The company’s CEO Alex Holden said he saw the Ryuk ransomware group – a ruthless gang known for leaking the data of targets before encrypting their files – discussing plans to deploy the ransomware at over 400 US healthcare facilities.  

“As part of the new Anchor toolset, Trickbot developers created Anchor_DNS, a tool for sending and receiving data from victim machines using Domain Name System (DNS) tunneling,” CISA said in the alert. 

DNS tunneling exploits the system that maps human-readable website names like google.com to the numeric internet protocol (IP) system that guides browsers to websites. 

The Anchor_DNS backdoor forces infected PCs to communicate with command-and-control servers over DNS to bypass network defense products and hide malicious communications with legitimate DNS traffic. 

“Anchor_DNS uses a single-byte XOR cipher to encrypt its communications, which have been observed using key 0xB9. Once decrypted, the string Anchor_DNS can be found in the DNS request traffic,” CISA notes. 

Security firm Mandiant today released a set of indicators of compromise that suggest an infection by Ryuk ransomware. It refers to the group as UNC1878. 

Reuters reports that the FBI is investigating recent attacks against healthcare providers in Oregon, California and New York, with one facility reduced to paper processes for patient medical results. 

The US government has warned hospitals to back up systems, to disconnect systems from the internet where possible, and avoid using personal email accounts, according to Reuters. 

CISA has now listed several indicators of compromise that security teams should look for.  

It notes that the Trickbot malware for Windows copies itself as an executable file with a 12-character (includes .exe), randomly generated filename –  for example, mfjdieks.exe – and places this file the directories, C:Windows, C:WindowsSysWOW64, and C:Users[Username]AppDataRoaming. 

The UK’s National Cyber Security Center in June warned British businesses about Ryuk ransomware attacks. 

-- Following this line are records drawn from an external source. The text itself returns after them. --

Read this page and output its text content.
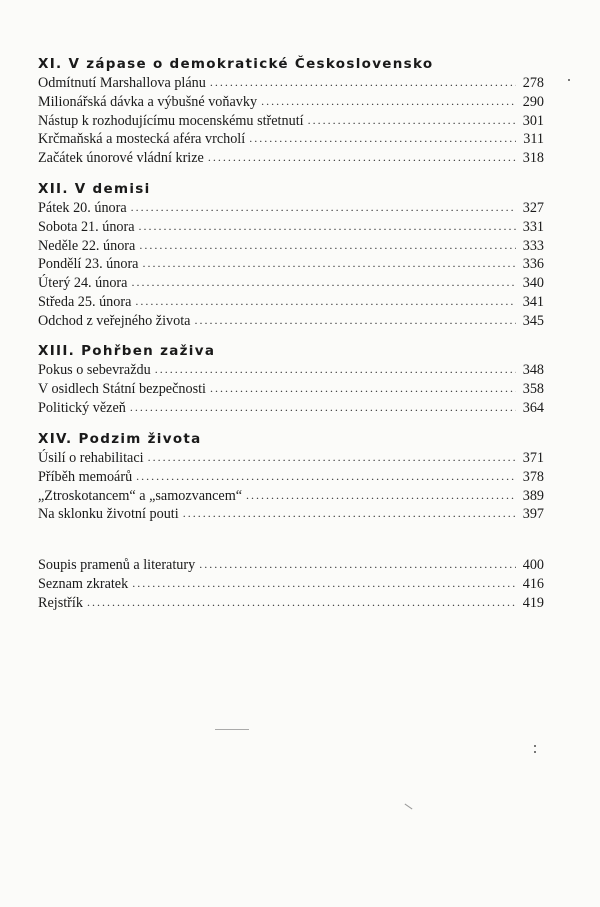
XI. V zápase o demokratické Československo
Odmítnutí Marshallova plánu . . .	278
Milionářská dávka a výbušné voňavky . . .	290
Nástup k rozhodujícímu mocenskému střetnutí . . .	301
Krčmaňská a mostecká aféra vrcholí . . .	311
Začátek únorové vládní krize . . .	318
XII. V demisi
Pátek 20. února . . .	327
Sobota 21. února . . .	331
Neděle 22. února . . .	333
Pondělí 23. února . . .	336
Úterý 24. února . . .	340
Středa 25. února . . .	341
Odchod z veřejného života . . .	345
XIII. Pohřben zaživa
Pokus o sebevraždu . . .	348
V osidlech Státní bezpečnosti . . .	358
Politický vězeň . . .	364
XIV. Podzim života
Úsilí o rehabilitaci . . .	371
Příběh memoárů . . .	378
„Ztroskotancem“ a „samozvancem“ . . .	389
Na sklonku životní pouti . . .	397
Soupis pramenů a literatury . . .	400
Seznam zkratek . . .	416
Rejstřík . . .	419
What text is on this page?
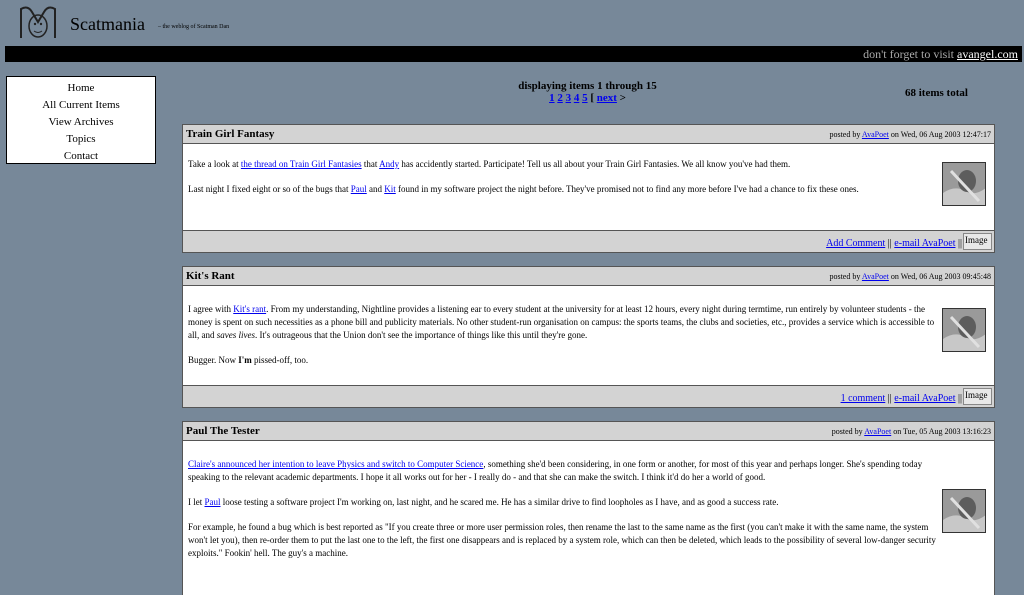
Scatmania – the weblog of Scatman Dan
don't forget to visit avangel.com
Home
All Current Items
View Archives
Topics
Contact
displaying items 1 through 15
1 2 3 4 5 [ next >	68 items total
Train Girl Fantasy	posted by AvaPoet on Wed, 06 Aug 2003 12:47:17

Take a look at the thread on Train Girl Fantasies that Andy has accidently started. Participate! Tell us all about your Train Girl Fantasies. We all know you've had them.

Last night I fixed eight or so of the bugs that Paul and Kit found in my software project the night before. They've promised not to find any more before I've had a chance to fix these ones.

Add Comment || e-mail AvaPoet || Image
Kit's Rant	posted by AvaPoet on Wed, 06 Aug 2003 09:45:48

I agree with Kit's rant. From my understanding, Nightline provides a listening ear to every student at the university for at least 12 hours, every night during termtime, run entirely by volunteer students - the money is spent on such necessities as a phone bill and publicity materials. No other student-run organisation on campus: the sports teams, the clubs and societies, etc., provides a service which is accessible to all, and saves lives. It's outrageous that the Union don't see the importance of things like this until they're gone.

Bugger. Now I'm pissed-off, too.

1 comment || e-mail AvaPoet || Image
Paul The Tester	posted by AvaPoet on Tue, 05 Aug 2003 13:16:23

Claire's announced her intention to leave Physics and switch to Computer Science, something she'd been considering, in one form or another, for most of this year and perhaps longer. She's spending today speaking to the relevant academic departments. I hope it all works out for her - I really do - and that she can make the switch. I think it'd do her a world of good.

I let Paul loose testing a software project I'm working on, last night, and he scared me. He has a similar drive to find loopholes as I have, and as good a success rate.

For example, he found a bug which is best reported as "If you create three or more user permission roles, then rename the last to the same name as the first (you can't make it with the same name, the system won't let you), then re-order them to put the last one to the left, the first one disappears and is replaced by a system role, which can then be deleted, which leads to the possibility of several low-danger security exploits." Fookin' hell. The guy's a machine.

Ryuk often use commercial off-the-shelf products – such as Cobalt Strike and PowerShell Empire – to steal credentials, according to CISA. 

Earlier this month, the Australian Signals Directorate’s Australian Cyber Security Centre (ACSC) warned Australian organizations about Emotet malware, which is used in conjunction with Trickbot.  

“Upon infection of a machine, Emotet is known to spread within a network by brute-forcing user credentials and writing to shared drives. Emotet often downloads secondary malware onto infected machines to achieve this, most frequently Trickbot,” the ACSC wrote in its alert.